El Relámpago Morado
Lunes, 27 de octubre de 2008, a medianoche
Mucho después de que Maggie hubiese apagado la luz en su casa, Ethel Clipp seguía recostada en la cama, con el camisón de franela morada con gatos estampados, poniéndose rulos en su fino cabello púrpura mientras pasaba de la CNN a la Fox TV y vuelta atrás. A esas alturas, le daba igual quién ganara las elecciones presidenciales. No le gustaba ninguno de los dos candidatos. Sin embargo, quería saber lo que pasaba para tener algo de lo que quejarse por la mañana. Por descontado, Brenda era una entusiasta partidaria de Barack Obama y Maggie nunca hablaba de política, así que no había forma de saber a quién votaba. A Ethel ningún candidato le había gustado demasiado desde Harry Truman. De hecho, nada le gustaba demasiado desde 1948, y no tenía reparos en decirlo.

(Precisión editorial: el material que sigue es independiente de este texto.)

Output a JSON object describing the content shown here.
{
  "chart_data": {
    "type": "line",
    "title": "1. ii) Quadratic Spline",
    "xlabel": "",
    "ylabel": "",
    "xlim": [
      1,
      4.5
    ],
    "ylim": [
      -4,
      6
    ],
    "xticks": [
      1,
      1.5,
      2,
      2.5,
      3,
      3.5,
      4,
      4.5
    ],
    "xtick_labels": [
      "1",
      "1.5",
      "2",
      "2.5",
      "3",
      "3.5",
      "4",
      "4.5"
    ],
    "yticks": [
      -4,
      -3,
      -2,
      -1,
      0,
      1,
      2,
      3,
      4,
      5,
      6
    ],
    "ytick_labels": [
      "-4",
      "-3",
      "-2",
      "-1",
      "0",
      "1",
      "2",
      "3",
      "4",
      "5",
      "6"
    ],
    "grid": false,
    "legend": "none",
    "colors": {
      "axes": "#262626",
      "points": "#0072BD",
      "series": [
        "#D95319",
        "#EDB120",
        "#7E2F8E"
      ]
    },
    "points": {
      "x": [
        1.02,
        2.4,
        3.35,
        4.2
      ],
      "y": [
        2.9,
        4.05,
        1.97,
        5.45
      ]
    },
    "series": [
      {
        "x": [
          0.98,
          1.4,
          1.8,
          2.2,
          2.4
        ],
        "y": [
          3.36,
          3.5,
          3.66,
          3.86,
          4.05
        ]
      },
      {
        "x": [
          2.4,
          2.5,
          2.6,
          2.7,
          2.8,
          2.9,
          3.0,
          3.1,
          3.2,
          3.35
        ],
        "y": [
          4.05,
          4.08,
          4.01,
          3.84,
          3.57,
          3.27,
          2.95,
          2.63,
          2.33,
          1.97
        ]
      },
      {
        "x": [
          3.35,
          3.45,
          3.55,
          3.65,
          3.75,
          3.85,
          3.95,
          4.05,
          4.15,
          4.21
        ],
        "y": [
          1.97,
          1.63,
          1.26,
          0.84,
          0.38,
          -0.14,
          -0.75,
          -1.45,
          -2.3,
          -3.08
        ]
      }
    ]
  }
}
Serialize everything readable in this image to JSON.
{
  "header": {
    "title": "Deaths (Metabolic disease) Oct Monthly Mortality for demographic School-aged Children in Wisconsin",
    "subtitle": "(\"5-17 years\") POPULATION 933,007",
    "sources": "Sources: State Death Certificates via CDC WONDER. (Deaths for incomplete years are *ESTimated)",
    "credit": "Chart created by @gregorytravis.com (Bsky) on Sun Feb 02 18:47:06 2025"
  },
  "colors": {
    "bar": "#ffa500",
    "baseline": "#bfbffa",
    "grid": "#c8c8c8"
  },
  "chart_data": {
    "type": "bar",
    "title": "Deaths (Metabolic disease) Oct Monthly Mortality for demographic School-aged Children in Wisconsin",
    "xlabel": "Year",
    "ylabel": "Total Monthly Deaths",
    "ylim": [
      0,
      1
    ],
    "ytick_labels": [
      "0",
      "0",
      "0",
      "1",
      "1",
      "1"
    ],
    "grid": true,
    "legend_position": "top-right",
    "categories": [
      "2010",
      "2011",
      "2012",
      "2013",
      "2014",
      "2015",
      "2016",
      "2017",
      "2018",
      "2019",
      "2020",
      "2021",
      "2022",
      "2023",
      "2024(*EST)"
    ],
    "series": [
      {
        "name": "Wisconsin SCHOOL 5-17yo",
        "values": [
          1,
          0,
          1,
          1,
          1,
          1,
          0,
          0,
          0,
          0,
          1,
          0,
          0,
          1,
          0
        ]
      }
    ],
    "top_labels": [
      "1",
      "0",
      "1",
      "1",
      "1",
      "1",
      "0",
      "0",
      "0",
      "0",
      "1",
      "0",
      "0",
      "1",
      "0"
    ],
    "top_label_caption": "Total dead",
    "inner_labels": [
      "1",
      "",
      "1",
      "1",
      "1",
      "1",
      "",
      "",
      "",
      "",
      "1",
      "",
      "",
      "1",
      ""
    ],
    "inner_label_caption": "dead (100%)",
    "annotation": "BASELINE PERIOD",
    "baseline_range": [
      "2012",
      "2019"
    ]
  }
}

A veces, podía ser un poco brusca. Era más vieja de lo que reconocía (ochenta y ocho años el pasado mayo), estaba sorda de un oído y sufría una artritis horrible en las dos rodillas, pero a pesar de la edad, no faltaba un solo día a Red Mountain. Le gustaba su trabajo. Era lo que mantenía su corazón en funcionamiento. Suponía que había gente que esperaba con impaciencia la jubilación para poder viajar, pero ella no. Antes, la gente viajaba por placer, pero por lo que a Ethel se refería, ya no había nada placentero en ello.
Tiempo atrás le gustaba ir en tren, pero desde que el gobierno se hizo cargo del sistema ferroviario, lo que hasta entonces habían sido vagones restaurante con manteles de lino blanco en las mesas y cubertería fina se había convertido en bares llenos de gente con zapatillas que comía sándwiches calentados al microondas y bebía cerveza y Diet Snapple. Y del avión mejor olvidarse. Aquellas largas colas para que te manosearan y hurgaran hasta la extenuación, como si fueras una criminal…
Demonios, no quería quitarse los zapatos delante de desconocidos y guardarlos en un sucio recipiente de plástico. Hacía años, cuando cogías un avión, te servían una comida caliente completa: rosbif con salsa de carne o langosta, con un buen vino y su postre. Pero ahora sólo te daban agua y una bolsita de cacahuetes. Y aunque el avión llegara a su hora, ya no había mozos para ayudarte con las maletas. Tras su último vuelo, al tratar de coger su equipaje, la cinta transportadora se la llevó consigo y, de no ser por un hombre que la sujetó, a saber dónde habría ido a parar. Y, para colmo, luego resultó que ni siquiera era su maleta. Se la habían perdido. Cómo podía acabar en Butte, Montana, y en un vuelo de una aerolínea completamente distinta, una maleta en la que ponía claramente Birmingham, Alabama, era algo que Ethel era incapaz de entender. Y Dios sabía que en coche no se podía ir a ninguna parte, con todos aquellos camiones de dieciocho ruedas detrás, pegados a ti y dándote sustos de muerte con el claxon. E incluso si conseguías llegar a tu destino sin acabar aplastada a un lado de la carretera, ya no era lo mismo. Años atrás, cuando llegabas a un hotel, parecían alegrarse de verte, y te decían: «¡Bienvenida!». Mientras que ahora sólo había un muchacho en recepción que ni siquiera levantaba la vista. En lugar de saludarte, se limitaba a preguntar: «¿Tiene usted reserva?». Así que prefería quedarse en casa.
Además, tampoco tenía ningún sitio adonde ir. Mientras Maggie y Brenda estuvieran dispuestas a continuar y a mantener abierta Red Mountain, ella se quedaría a su lado. Y ahora que Babs (La Bestia de Birmingham) Bingington andaba rondando por su oficina como un enorme tiburón, Ethel tenía que mantenerse en guardia las veinticuatro horas del día. Tenía algunas sospechas, y que el diablo se la llevara si permitía que Babs usase con Maggie las mismas artimañas que había empleado con Hazel.
Ethel era cristiana y todo eso, pero aun así no podía perdonarle a Babs lo que le había hecho a Hazel. Lo intentaba, pero de momento sin conseguirlo.